Arterioscler Thromb Vasc Biol. 2020 May;40(5):1400-1412. doi: 10.1161/ATVBAHA.119.313704. Epub 2020 Apr 2.
It remains to be elucidated whether and how endothelial functions are impaired in peripheral circulation of patients with coronary functional disorders, such as vasospastic angina (VSA) and microvascular angina (MVA). We simultaneously examined endothelial functions of peripheral conduit and resistance arteries in patients with coronary functional disorders, with a special reference to NO and endothelium-dependent hyperpolarization factors. Approach and Results: Based on the results of invasive coronary acetylcholine testing and coronary physiological measurements, we divided 43 patients into 3 groups; VSA, MVA, and VSA+MVA. Endothelium-dependent vasodilatations of the brachial artery and fingertip arterioles to intra-arterial infusion of bradykinin were simultaneously evaluated by ultrasonography and peripheral arterial tonometry, respectively. To assess NO and endothelium-dependent hyperpolarization factors, measurements were repeated after oral aspirin and intra-arterial infusion of N-monomethyl-L-arginine. Additionally, endothelium-independent vasodilatations to sublingual nitroglycerin and plasma levels of biomarkers for endothelial functions were measured. Surprisingly, digital vasodilatations to bradykinin were almost absent in patients with MVA alone and those with VSA+MVA compared with those with VSA alone. Mechanistically, both NO- and endothelium-dependent hyperpolarization-mediated digital vasodilatations were markedly impaired in patients with MVA alone. In contrast, endothelium-independent vasodilatations to nitroglycerin were comparable among the 3 groups. Plasma levels of soluble VCAM (vascular cell adhesion molecule)-1 were significantly higher in patients with MVA alone compared with those with VSA alone.
These results provide the first evidence that both NO- and endothelium-dependent hyperpolarization-mediated digital vasodilatations are markedly impaired in MVA patients, suggesting that MVA is a cardiac manifestation of the systemic small artery disease.
目前尚不清楚伴有冠状动脉功能障碍(如血管痉挛性心绞痛[VSA]和微血管性心绞痛[MVA])的患者外周循环中的内皮功能是否受损以及如何受损。我们同时检查了伴有冠状动脉功能障碍患者的外周输送和阻力动脉的内皮功能,并特别关注了一氧化氮[NO]和内皮依赖性超极化因子。

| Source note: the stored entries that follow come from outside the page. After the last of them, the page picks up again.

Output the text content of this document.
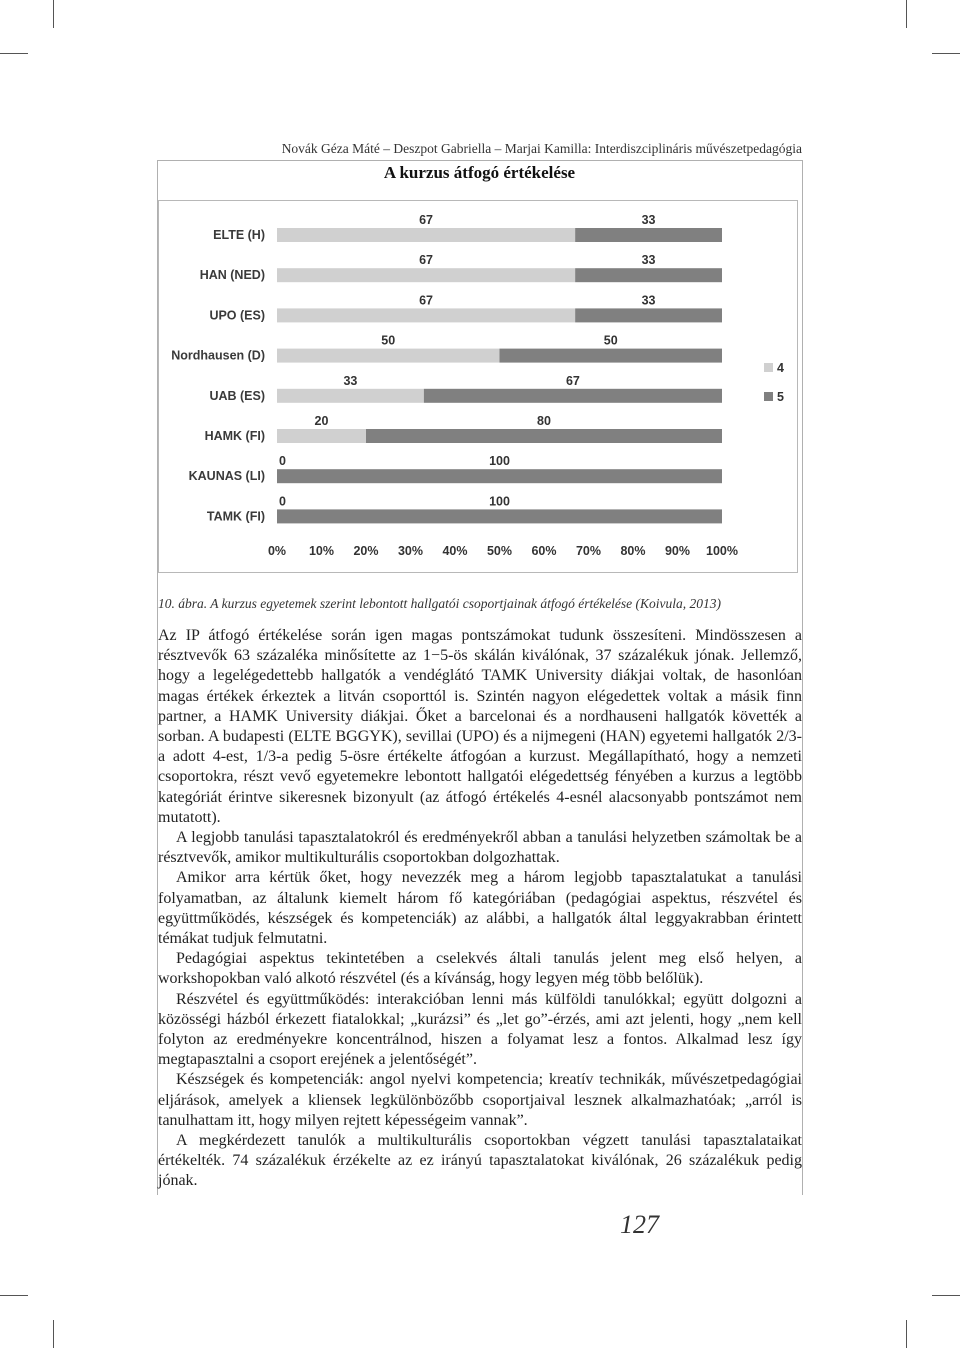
Novák Géza Máté – Deszpot Gabriella – Marjai Kamilla: Interdiszciplináris művészetpedagógia
A kurzus átfogó értékelése
ELTE (H)
67	33
HAN (NED)
67	33
UPO (ES)
67	33
Nordhausen (D)
50	50
UAB (ES)
33	67
HAMK (FI)
20	80
KAUNAS (LI)
0	100
TAMK (FI)
0	100
0% 10% 20% 30% 40% 50% 60% 70% 80% 90% 100%
4
5
10. ábra. A kurzus egyetemek szerint lebontott hallgatói csoportjainak átfogó értékelése (Koivula, 2013)

Az IP átfogó értékelése során igen magas pontszámokat tudunk összesíteni. Mindösszesen a résztvevők 63 százaléka minősítette az 1−5-ös skálán kiválónak, 37 százalékuk jónak. Jellemző, hogy a legelégedettebb hallgatók a vendéglátó TAMK University diákjai voltak, de hasonlóan magas értékek érkeztek a litván csoporttól is. Szintén nagyon elégedettek voltak a másik finn partner, a HAMK University diákjai. Őket a barcelonai és a nordhauseni hallgatók követték a sorban. A budapesti (ELTE BGGYK), sevillai (UPO) és a nijmegeni (HAN) egyetemi hallgatók 2/3-a adott 4-est, 1/3-a pedig 5-ösre értékelte átfogóan a kurzust. Megállapítható, hogy a nemzeti csoportokra, részt vevő egyetemekre lebontott hallgatói elégedettség fényében a kurzus a legtöbb kategóriát érintve sikeresnek bizonyult (az átfogó értékelés 4-esnél alacsonyabb pontszámot nem mutatott).

A legjobb tanulási tapasztalatokról és eredményekről abban a tanulási helyzetben számoltak be a résztvevők, amikor multikulturális csoportokban dolgozhattak.

Amikor arra kértük őket, hogy nevezzék meg a három legjobb tapasztalatukat a tanulási folyamatban, az általunk kiemelt három fő kategóriában (pedagógiai aspektus, részvétel és együttműködés, készségek és kompetenciák) az alábbi, a hallgatók által leggyakrabban érintett témákat tudjuk felmutatni.

Pedagógiai aspektus tekintetében a cselekvés általi tanulás jelent meg első helyen, a workshopokban való alkotó részvétel (és a kívánság, hogy legyen még több belőlük).

Részvétel és együttműködés: interakcióban lenni más külföldi tanulókkal; együtt dolgozni a közösségi házból érkezett fiatalokkal; „kurázsi” és „let go”-érzés, ami azt jelenti, hogy „nem kell folyton az eredményekre koncentrálnod, hiszen a folyamat lesz a fontos. Alkalmad lesz így megtapasztalni a csoport erejének a jelentőségét”.

Készségek és kompetenciák: angol nyelvi kompetencia; kreatív technikák, művészetpedagógiai eljárások, amelyek a kliensek legkülönbözőbb csoportjaival lesznek alkalmazhatóak; „arról is tanulhattam itt, hogy milyen rejtett képességeim vannak”.

A megkérdezett tanulók a multikulturális csoportokban végzett tanulási tapasztalataikat értékelték. 74 százalékuk érzékelte az ez irányú tapasztalatokat kiválónak, 26 százalékuk pedig jónak.

127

根据有创性冠状动脉乙酰胆碱检测和冠状动脉生理测量的结果,我们将 43 名患者分为 3 组:VSA 组、MVA 组和 VSA+MVA 组。通过超声和外周动脉张力计分别同时评估肱动脉和指尖小动脉对血管内缓激肽输注的内皮依赖性血管舒张作用。为了评估 NO 和内皮依赖性超极化因子,在口服阿司匹林和血管内输注 N-单甲基-L-精氨酸后重复测量。此外,还测量了舌下含服硝酸甘油的内皮非依赖性血管舒张作用和内皮功能的生物标志物的血浆水平。令人惊讶的是,与单独 VSA 组相比,单独 MVA 组和 VSA+MVA 组患者的指尖对缓激肽的血管舒张作用几乎消失。从机制上讲,单独 MVA 患者的 NO 和内皮依赖性超极化介导的指尖血管舒张作用明显受损。相比之下,3 组患者的硝酸甘油引起的内皮非依赖性血管舒张作用无差异。单独 MVA 组患者的可溶性血管细胞黏附分子-1[VCAM-1]的血浆水平明显高于单独 VSA 组。
这些结果首次提供了证据表明,单独 MVA 患者的 NO 和内皮依赖性超极化介导的指尖血管舒张作用明显受损,提示 MVA 是全身性小动脉疾病的心脏表现。